The petition, filed in Shelby County in Tennessee, claims that when he thought he was being adopted, the Tuohys urged him to sign a conservatorship in which he relinquished his ability to enter into contracts. The lawsuit also claims that Oher, who started living with the Tuohys at age 16, unknowingly signed away the rights to his life story to 20th Century Fox in 2007. Oher’s lawyer declined to comment beyond what was stated in the lawsuit.
For “The Blind Side,” the hit film that starred Sandra Bullock as Leigh Anne Tuohy, Tim McGraw as Sean Tuohy and Quinton Aaron as Oher, the Tuohys negotiated a contract of $2,25,000 plus 2.5% of future “defined net proceeds” for themselves and their biological children, the lawsuit said. Oher says in the lawsuit that he received nothing while the movie generated more than $300 million in revenue worldwide.
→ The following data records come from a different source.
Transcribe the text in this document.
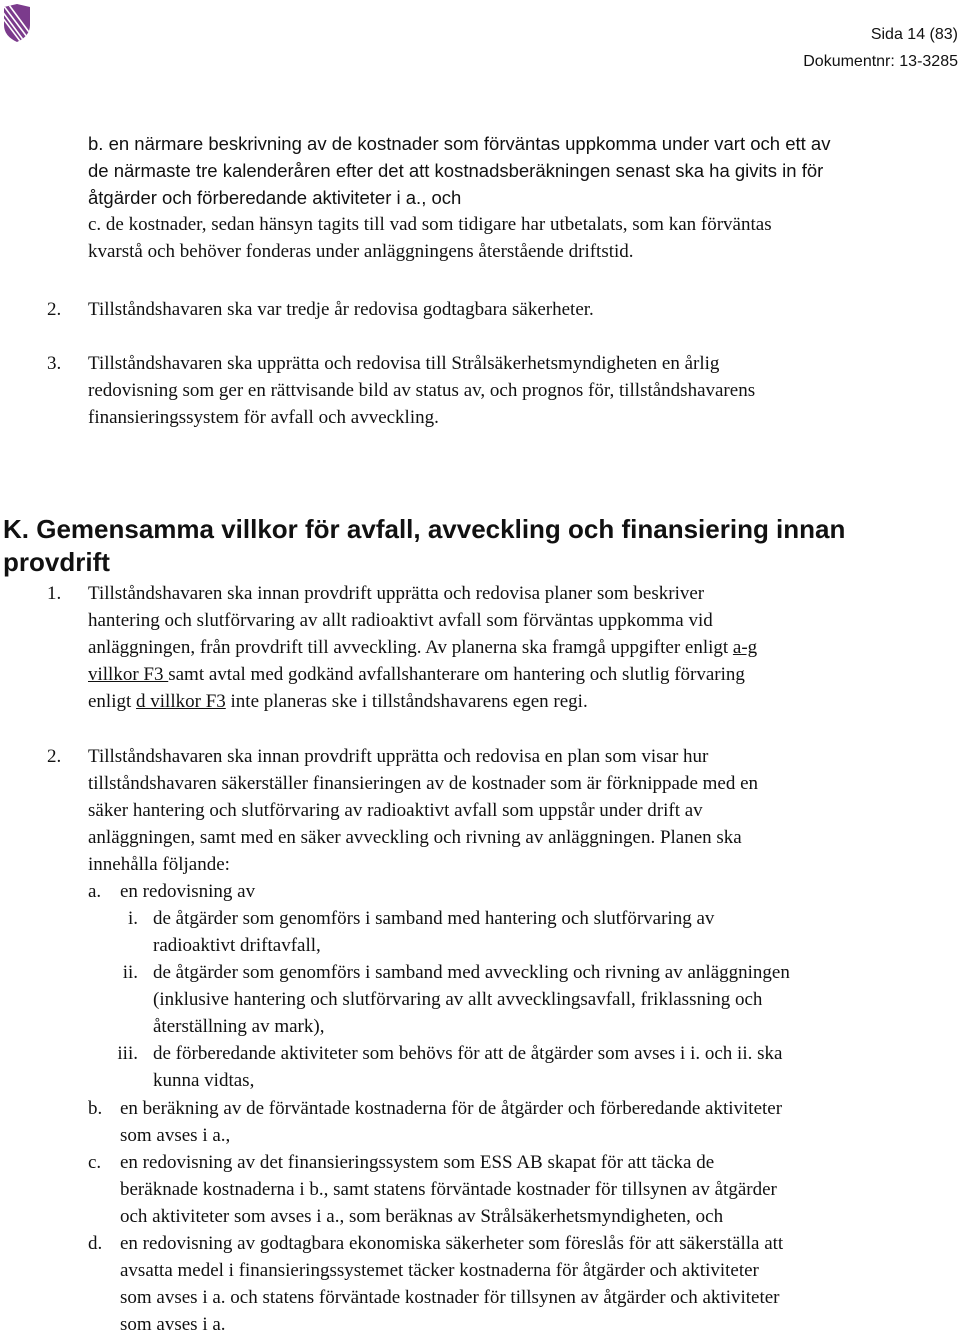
Sida 14 (83)
Dokumentnr: 13-3285
b. en närmare beskrivning av de kostnader som förväntas uppkomma under vart och ett av
de närmaste tre kalenderåren efter det att kostnadsberäkningen senast ska ha givits in för
åtgärder och förberedande aktiviteter i a., och
c. de kostnader, sedan hänsyn tagits till vad som tidigare har utbetalats, som kan förväntas
kvarstå och behöver fonderas under anläggningens återstående driftstid.
2. Tillståndshavaren ska var tredje år redovisa godtagbara säkerheter.
3. Tillståndshavaren ska upprätta och redovisa till Strålsäkerhetsmyndigheten en årlig
redovisning som ger en rättvisande bild av status av, och prognos för, tillståndshavarens
finansieringssystem för avfall och avveckling.
K. Gemensamma villkor för avfall, avveckling och finansiering innan
provdrift
1. Tillståndshavaren ska innan provdrift upprätta och redovisa planer som beskriver
hantering och slutförvaring av allt radioaktivt avfall som förväntas uppkomma vid
anläggningen, från provdrift till avveckling. Av planerna ska framgå uppgifter enligt a-g
villkor F3 samt avtal med godkänd avfallshanterare om hantering och slutlig förvaring
enligt d villkor F3 inte planeras ske i tillståndshavarens egen regi.
2. Tillståndshavaren ska innan provdrift upprätta och redovisa en plan som visar hur
tillståndshavaren säkerställer finansieringen av de kostnader som är förknippade med en
säker hantering och slutförvaring av radioaktivt avfall som uppstår under drift av
anläggningen, samt med en säker avveckling och rivning av anläggningen. Planen ska
innehålla följande:
a. en redovisning av
i. de åtgärder som genomförs i samband med hantering och slutförvaring av
radioaktivt driftavfall,
ii. de åtgärder som genomförs i samband med avveckling och rivning av anläggningen
(inklusive hantering och slutförvaring av allt avvecklingsavfall, friklassning och
återställning av mark),
iii. de förberedande aktiviteter som behövs för att de åtgärder som avses i i. och ii. ska
kunna vidtas,
b. en beräkning av de förväntade kostnaderna för de åtgärder och förberedande aktiviteter
som avses i a.,
c. en redovisning av det finansieringssystem som ESS AB skapat för att täcka de
beräknade kostnaderna i b., samt statens förväntade kostnader för tillsynen av åtgärder
och aktiviteter som avses i a., som beräknas av Strålsäkerhetsmyndigheten, och
d. en redovisning av godtagbara ekonomiska säkerheter som föreslås för att säkerställa att
avsatta medel i finansieringssystemet täcker kostnaderna för åtgärder och aktiviteter
som avses i a. och statens förväntade kostnader för tillsynen av åtgärder och aktiviteter
som avses i a.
The Tuohy family did not immediately respond to requests for comment. In an interview with Daily Memphian on Monday, Sean Tuohy said that he had been “devastated” to hear about the lawsuit and that it was “upsetting to think we would make money off any of our children.” Tuohy said he would be willing to end the conservatorship and that everybody in his family, including Oher, got an equal share from the movie, around $14,000. Sean Tuohy Jr., the son of Leigh Anne and Sean, said in an interview on Monday that he made “60, 70 grand over the course of the last four, five years” from the movie.